Bajo la certeza que de nada servirá un prolongado juicio, que aunque desemboque
una sentencia condenatoria, ni siquiera tocará un pelo al tigre rápido y
furioso, que es hoy la policía.
Mi agresor,
que es el mismo de Uriel, también es víctima como nosotros de ese sistema que,
lo formó bajo la disciplina de mando vertical, en la que los “civilones” (sobre
todo los que protestan), aunque sean su familia o amigos, se convierten en
enemigos.
El ejecutó
una orden emitida frente a mí por un superior, al que yo ví y escuché, pero que
el desvencijado y desprestigiado Ministerio Público considera inimputable, aun
cuando por la misma verticalidad de la institución policial, era el responsable
de las acciones de los policías bajo su mando.
Seguramente ignora,
como lo ignorarán el resto de sus compañeros y compañeras (y bien se cuidarán
sus superiores de contarles), que el
Derecho Humanitario Internacional, no acepta, ni siquiera como atenuante, la
justificación de una orden superior emitida ilegítima e ilegalmente.
Aunque
tampoco es inocente, porque sabe que no fue correcto lo que hizo y por eso, pide
perdón y la posibilidad de resarcir el daño, lo cual no es posible. No estoy
tan segura de la sinceridad de esta acción, creo que más bien obedece a la
estrategia de su asesor legal.
Pero yo no
estoy dispuesta a ensañarme con quien está en el eslabón más bajo de la escala
de mando, por eso y porque sé que su comportamiento obedece en un alto
porcentaje, a una política institucional represiva, quiero convertir este
problema en una oportunidad.
Quizás sigo
siendo ilusa, y quiero serlo! Creo que esta experiencia puede representar una
oportunidad de aprendizaje para él, incluso para la institución a la que
pertenece, por lo que he propuesto algunas condiciones ineludibles e
insustituibles, para no judicializar el caso, y Uriel está de acuerdo conmigo.
Estas son:
1.
El
Director Nacional de la Policía, como jefe máximo de la institución, debe en un
plazo máximo de un mes y en conferencia de prensa, pedirnos una disculpa pública
a Uriel y a mí, por los vejámenes de que fuimos víctimas.
2.
El
“imputado” debe ser sometido a una capacitación intensiva sobre el tema de
Derechos Humanos con énfasis en el de Libertad de Expresión, Relaciones
Humanas, Ley Orgánica de la Policía Nacional y Ley de Convivencia Ciudadana.

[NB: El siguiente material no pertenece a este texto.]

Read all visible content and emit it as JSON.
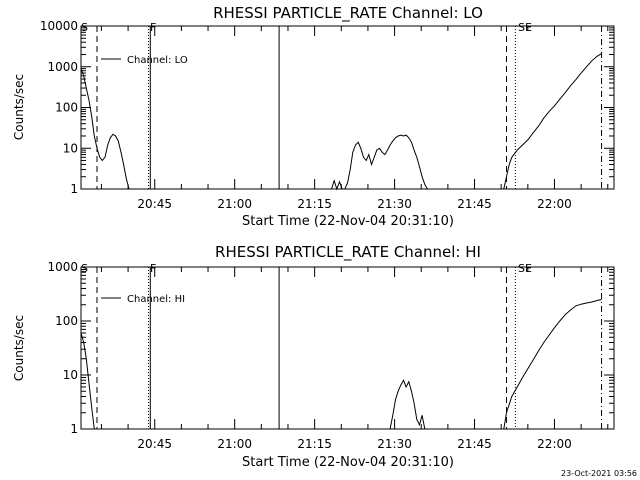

3. Deben proporcionarme una
nueva cámara fotográfica, con las características de la que resultó
inutilizada.
Es lo mínimo
que pueden hacer ellos y es lo mínimo a que podemos aspirar nosotros, en
nuestra condición de víctimas del abuso policial; con la conciencia que la
intimidación a los trabajadores de la prensa, tiene la doble dimensión de ser
una agresión individual a la libertad de expresión, pero a la vez una colectiva,
en contra del derecho de toda la población a estar informada.
Repiten los
“leguleyos” por allí, que es mejor llegar a un buen arreglo que a un mal
juicio, yo no
estoy convencida de eso. Pero sí estoy plenamente convencida, que ir a juicio
contra este hombre, implicaría seguramente, quedar ”a la espera de algo que no
existe” como dijo magistralmente, mi amigo Roberto, refiriéndose a la espera
infinita de la justicia. Ya veremos Joaquín!